Hoje eu passei em frente àquele café e vi aquela mesma mesa ocupada por dois homens. Um diante do outro. Conversa grave tivemos ali. Pensava se eles tinham noção do quanto eu já me rasguei em pedaços naquela mesma posição. Mas não. Nem me viram, nem noção, nem nada. Tampouco aquela cadeira se deu conta, ou os guardanapos da época — testemunhas não oculares da minha espoliação moral —, que certamente já se consumiram. A mesa, em si, pode ser, inclusive, que seja outra e esteja num canto outro do salão. Mas eu penso na gente ali, numa manhã ensolarada, comigo dizendo: "Fica! Vamos tentar!", enquanto suturava as gretas do peito, silenciosamente, diante de condições tão injustas com meu amor tão bonito.
Ver isso me fez pensar naquele aeroporto, naquela zona de embarque que, da última vez que passei por ela, havia sido alterada de modo que, fosse hoje, não poderíamos haver sustentado por tanto tempo o olhar. Eu me lembro de mim mesmo quase que em terceira pessoa, me arrastando pro raio-x com minhas malas excessivas e meu coração sempre pesando mais de 23 kg, estirado feito um chiclete já sem doce e pingando por todo o caminho que ficava entre eu e você — mais de cinquenta metros de distância. Eu gritava a dor que era uma despedida, coisa sempre inadmissível pra mim. Ficou aquela zona de embarque distante. Aqueles funcionários talvez nem sejam mais os mesmos. Eu, dizendo, ensandecido: "Salta essa catraca, vem comigo, seja lá pra onde for", diante de uma fé cega e umas duas ingenuidades tão condicionantes.
Lembrar dessa despedida me remeteu àquele condomínio popular que ergueram sobre o pátio onde eu, de mãos dadas e indo na contramão de pra onde apontava o meu pequeno coração — recém-saído da caixa naquela época —, torcia dolorosamente o pescoço pra olhar pra cima e te ver acenando da janela, separada de mim por imperativos categóricos em forma de barras de ferro. Eu, que me levantava triste sem nem saber reconhecer a tristeza, ia de encontro a um encontro com hora pra acabar, sabendo que me esperava, após o encontro, a despedida excruciante. Escrevia, naquela época, eu sei, cartas que fazem bem mais sentido hoje do que quando as escrevi. Me pergunto se ali eu já escrevia pra mim. Se deixava trilhas de pão pro homem que sou refazer o caminho e voltar naquele pátio a recuperar meu pedaço menino deixado ali, olhando pra trás — sequestrado por um abandono irremediável promovido por nada mais do que as circunstâncias mesmas de haver nascido. Irresgatável. Mas o pátio se foi. Ergueram-se casas no lugar onde hoje mora gente com vida e tudo, diante das quais eu passo vez ou outra. Eu já escrevia o que, em vocalização, já falhava; eu só sentia um sei-lá-o-quê diante da incondicional separação concreta de quem, por natureza, deveria estar sempre perto de mim.

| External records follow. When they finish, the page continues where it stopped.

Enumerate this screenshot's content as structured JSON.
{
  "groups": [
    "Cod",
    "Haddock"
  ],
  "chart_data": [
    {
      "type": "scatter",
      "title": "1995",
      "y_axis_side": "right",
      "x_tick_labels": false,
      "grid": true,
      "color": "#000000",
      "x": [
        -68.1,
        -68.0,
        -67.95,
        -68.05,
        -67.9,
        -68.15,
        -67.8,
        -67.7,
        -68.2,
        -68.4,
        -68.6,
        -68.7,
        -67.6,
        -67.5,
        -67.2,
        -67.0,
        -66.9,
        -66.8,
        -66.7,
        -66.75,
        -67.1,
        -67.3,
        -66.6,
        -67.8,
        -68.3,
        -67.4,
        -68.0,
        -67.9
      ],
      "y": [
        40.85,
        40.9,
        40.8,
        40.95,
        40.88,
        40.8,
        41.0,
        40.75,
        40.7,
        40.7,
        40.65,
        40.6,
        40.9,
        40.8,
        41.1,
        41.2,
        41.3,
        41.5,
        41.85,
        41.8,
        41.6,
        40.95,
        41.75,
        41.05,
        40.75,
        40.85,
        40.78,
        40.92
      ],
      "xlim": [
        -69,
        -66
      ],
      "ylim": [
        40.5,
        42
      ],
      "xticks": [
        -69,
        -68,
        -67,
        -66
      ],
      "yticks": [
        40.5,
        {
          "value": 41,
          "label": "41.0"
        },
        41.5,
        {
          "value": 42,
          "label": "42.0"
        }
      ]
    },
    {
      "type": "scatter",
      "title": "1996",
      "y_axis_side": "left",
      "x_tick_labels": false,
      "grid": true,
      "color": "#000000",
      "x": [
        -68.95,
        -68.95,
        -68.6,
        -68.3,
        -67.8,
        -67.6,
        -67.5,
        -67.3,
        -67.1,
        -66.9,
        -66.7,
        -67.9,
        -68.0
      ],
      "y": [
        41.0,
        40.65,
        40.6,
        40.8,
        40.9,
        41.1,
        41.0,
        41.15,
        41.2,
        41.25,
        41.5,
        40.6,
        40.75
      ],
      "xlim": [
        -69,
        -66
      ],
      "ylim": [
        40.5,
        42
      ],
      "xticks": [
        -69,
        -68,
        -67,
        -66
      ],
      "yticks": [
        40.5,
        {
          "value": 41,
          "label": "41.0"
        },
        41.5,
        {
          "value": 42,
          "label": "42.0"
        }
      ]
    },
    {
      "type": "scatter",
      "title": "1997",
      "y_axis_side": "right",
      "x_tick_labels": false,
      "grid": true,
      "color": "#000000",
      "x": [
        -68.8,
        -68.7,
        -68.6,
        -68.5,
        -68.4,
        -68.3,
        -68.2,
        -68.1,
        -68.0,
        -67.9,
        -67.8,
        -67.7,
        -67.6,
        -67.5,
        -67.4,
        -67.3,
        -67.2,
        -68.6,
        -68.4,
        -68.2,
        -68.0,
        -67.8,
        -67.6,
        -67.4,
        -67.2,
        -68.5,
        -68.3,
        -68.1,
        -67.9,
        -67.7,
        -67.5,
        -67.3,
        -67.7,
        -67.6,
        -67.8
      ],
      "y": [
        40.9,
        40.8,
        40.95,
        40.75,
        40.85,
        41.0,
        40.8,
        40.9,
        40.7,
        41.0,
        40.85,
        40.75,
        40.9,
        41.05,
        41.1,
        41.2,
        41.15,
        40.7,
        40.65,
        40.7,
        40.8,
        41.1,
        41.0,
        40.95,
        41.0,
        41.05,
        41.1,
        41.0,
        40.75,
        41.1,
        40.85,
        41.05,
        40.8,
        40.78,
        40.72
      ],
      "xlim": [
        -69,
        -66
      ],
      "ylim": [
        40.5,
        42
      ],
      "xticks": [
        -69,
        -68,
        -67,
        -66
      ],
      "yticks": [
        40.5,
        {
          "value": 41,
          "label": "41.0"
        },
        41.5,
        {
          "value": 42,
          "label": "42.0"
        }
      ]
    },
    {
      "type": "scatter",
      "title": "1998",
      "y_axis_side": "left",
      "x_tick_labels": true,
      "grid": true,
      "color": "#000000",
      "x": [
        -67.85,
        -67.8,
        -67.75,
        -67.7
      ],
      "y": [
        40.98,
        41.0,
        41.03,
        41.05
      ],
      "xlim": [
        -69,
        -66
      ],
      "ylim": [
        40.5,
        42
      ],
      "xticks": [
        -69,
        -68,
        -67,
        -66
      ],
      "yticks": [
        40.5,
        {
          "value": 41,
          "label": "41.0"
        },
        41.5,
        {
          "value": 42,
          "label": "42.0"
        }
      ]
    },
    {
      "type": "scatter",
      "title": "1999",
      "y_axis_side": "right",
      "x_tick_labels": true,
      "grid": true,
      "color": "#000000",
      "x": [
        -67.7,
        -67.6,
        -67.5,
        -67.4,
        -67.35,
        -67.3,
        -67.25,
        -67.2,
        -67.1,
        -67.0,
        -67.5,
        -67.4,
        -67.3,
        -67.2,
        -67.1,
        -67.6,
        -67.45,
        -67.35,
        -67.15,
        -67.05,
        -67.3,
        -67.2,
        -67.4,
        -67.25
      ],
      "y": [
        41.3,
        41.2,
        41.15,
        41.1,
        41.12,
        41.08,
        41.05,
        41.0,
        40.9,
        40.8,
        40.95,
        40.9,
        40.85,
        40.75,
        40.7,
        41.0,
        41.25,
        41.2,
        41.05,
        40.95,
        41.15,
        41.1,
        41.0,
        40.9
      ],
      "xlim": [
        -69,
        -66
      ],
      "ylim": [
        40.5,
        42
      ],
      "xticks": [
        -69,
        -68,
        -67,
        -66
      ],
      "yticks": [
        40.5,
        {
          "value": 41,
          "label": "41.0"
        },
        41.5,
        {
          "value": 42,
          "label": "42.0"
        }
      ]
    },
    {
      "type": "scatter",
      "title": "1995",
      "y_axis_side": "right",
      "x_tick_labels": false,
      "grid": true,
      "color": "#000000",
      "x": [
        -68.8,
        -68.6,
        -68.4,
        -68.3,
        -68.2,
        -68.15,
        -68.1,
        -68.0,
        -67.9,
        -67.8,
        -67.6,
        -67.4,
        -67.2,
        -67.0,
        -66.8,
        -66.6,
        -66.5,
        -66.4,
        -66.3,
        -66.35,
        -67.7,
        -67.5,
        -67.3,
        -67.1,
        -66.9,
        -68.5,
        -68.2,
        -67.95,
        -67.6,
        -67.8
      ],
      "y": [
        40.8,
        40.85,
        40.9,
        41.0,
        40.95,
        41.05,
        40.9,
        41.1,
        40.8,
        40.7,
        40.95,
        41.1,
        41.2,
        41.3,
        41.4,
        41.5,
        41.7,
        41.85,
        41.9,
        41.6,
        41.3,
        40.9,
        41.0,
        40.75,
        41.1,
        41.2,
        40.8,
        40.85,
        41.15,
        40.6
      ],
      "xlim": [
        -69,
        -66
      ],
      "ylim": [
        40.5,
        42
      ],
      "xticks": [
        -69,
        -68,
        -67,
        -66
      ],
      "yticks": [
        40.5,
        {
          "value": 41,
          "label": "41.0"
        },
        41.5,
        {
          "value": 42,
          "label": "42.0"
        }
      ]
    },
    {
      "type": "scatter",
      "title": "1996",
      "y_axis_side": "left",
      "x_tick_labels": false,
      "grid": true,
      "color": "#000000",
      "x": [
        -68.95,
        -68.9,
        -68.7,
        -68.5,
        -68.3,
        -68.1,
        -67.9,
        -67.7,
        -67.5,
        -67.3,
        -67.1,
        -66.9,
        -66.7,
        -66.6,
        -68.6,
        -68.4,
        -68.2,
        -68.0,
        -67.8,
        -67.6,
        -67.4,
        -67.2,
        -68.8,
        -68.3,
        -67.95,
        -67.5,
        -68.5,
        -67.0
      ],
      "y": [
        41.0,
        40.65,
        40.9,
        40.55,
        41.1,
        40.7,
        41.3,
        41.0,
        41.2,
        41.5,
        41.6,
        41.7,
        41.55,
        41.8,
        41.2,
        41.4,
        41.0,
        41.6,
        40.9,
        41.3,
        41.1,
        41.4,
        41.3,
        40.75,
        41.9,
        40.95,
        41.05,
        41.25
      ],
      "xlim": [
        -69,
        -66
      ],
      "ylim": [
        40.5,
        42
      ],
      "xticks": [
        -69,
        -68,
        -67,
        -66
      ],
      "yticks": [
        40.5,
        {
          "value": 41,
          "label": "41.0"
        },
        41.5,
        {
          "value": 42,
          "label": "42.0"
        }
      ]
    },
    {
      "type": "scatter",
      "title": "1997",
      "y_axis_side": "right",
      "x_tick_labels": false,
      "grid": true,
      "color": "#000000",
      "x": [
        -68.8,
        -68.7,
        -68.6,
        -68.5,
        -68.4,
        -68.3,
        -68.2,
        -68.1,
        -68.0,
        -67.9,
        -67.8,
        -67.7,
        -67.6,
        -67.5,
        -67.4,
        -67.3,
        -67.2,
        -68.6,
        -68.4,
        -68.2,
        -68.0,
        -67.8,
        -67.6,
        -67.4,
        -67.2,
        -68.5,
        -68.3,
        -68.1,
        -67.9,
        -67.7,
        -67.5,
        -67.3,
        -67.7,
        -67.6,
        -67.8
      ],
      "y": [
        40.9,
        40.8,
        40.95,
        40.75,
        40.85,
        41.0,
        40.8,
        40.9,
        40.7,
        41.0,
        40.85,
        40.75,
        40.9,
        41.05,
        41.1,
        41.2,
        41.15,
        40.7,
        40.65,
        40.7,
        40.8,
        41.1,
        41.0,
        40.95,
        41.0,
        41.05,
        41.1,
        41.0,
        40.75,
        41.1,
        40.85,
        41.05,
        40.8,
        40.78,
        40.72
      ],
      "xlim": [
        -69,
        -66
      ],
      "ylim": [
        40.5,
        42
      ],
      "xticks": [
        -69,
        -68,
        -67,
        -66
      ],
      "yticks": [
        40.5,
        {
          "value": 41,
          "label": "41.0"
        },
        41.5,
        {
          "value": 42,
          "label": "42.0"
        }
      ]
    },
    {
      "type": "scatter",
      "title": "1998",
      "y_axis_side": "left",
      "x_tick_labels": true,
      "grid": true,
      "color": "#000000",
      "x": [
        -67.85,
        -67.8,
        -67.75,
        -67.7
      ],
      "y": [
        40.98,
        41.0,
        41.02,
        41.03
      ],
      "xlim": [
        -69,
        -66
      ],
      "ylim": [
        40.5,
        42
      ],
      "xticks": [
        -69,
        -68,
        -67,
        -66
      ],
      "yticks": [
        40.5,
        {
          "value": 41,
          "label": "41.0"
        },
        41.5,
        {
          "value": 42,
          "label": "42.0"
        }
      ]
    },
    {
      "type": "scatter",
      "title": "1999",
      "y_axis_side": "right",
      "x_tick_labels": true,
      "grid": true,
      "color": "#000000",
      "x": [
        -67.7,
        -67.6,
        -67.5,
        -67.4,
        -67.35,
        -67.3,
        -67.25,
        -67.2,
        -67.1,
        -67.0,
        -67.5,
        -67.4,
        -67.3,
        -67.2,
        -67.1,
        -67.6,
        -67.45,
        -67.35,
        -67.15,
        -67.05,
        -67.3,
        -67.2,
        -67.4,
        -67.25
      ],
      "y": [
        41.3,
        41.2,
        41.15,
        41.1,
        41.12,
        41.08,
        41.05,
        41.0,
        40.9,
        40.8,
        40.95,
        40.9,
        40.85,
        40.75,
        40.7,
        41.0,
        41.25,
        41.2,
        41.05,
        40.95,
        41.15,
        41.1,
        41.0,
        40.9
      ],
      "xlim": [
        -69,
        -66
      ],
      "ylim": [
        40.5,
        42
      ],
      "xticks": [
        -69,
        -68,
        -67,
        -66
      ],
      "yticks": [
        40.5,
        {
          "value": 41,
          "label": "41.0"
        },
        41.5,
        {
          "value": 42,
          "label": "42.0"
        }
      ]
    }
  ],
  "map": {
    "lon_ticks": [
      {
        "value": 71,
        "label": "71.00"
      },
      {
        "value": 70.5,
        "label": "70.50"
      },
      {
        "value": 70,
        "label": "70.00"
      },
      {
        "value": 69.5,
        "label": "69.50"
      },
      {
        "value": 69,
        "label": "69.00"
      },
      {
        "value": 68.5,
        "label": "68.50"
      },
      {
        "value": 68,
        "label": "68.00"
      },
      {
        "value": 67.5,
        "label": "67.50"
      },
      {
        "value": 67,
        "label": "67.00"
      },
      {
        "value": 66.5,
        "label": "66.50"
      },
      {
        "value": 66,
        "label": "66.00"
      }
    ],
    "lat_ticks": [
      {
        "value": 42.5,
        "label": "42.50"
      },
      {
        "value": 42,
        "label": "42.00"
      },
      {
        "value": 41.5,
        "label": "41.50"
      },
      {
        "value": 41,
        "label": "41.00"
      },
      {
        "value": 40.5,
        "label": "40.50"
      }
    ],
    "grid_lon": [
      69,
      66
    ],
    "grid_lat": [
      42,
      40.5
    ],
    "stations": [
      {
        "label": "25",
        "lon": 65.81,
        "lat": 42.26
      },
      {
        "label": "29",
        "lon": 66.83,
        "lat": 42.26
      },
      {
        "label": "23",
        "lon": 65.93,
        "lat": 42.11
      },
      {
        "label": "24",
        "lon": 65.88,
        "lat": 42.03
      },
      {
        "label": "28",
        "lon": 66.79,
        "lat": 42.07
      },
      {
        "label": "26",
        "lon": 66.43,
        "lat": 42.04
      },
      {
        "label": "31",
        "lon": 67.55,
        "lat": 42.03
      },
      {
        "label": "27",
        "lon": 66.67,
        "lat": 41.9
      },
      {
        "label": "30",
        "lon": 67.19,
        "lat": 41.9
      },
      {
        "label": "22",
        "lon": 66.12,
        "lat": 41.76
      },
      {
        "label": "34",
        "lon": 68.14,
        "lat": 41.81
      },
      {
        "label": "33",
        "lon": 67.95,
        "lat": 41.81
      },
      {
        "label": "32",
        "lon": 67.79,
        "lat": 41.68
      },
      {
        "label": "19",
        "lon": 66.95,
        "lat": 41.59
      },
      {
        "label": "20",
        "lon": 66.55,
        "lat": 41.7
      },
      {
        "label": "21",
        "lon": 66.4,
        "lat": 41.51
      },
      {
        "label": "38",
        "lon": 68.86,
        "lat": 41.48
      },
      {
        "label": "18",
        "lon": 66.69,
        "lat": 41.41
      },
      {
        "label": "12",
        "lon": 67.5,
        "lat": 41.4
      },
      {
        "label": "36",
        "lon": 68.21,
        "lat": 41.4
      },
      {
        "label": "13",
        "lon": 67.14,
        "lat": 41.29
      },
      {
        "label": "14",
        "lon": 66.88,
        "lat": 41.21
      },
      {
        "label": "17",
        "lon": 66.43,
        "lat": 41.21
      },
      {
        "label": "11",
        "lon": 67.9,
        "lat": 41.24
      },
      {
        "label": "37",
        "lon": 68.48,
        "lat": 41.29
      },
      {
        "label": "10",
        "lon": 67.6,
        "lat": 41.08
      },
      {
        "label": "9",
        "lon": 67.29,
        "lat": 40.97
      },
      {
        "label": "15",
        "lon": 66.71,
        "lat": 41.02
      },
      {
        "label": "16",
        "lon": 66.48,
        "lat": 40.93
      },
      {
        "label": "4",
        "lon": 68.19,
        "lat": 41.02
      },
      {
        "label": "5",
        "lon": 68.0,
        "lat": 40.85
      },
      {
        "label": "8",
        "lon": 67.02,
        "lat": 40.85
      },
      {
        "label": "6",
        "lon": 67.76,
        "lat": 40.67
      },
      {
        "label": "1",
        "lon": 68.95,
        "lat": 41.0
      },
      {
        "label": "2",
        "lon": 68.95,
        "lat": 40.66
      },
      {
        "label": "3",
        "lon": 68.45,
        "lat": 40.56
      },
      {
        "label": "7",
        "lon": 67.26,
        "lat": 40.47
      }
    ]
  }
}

E foi assim que os pátios foram demolidos, as zonas de embarque alteradas, as mesas do café reabitadas. A porta do cinema fica, a cena da despedida se vai. A zona portuária fica, o par de turistas se vai. As janelas mudam seus inquilinos. A árvore e sua sombra sobrevivem à nossa estadia. A entrada da emergência recebe novos doentes, que já nenhum deles é o meu. A minha vida vai assim se espalhando feito um objeto que se esmigalha e deixa farelos por um mundo que sobrevive a mim. Vou eu compondo um banquete invisível, porém farto, para que a senilidade um dia possa consumir. E eu vou me tornando tão mais às custas de sobrar de mim sempre um pouco menos. Cresço e me expando enquanto me diminuo e me contraio — ambos movimentos cósmicos, acessos diversos ao mesmo destino: o desaparecimento.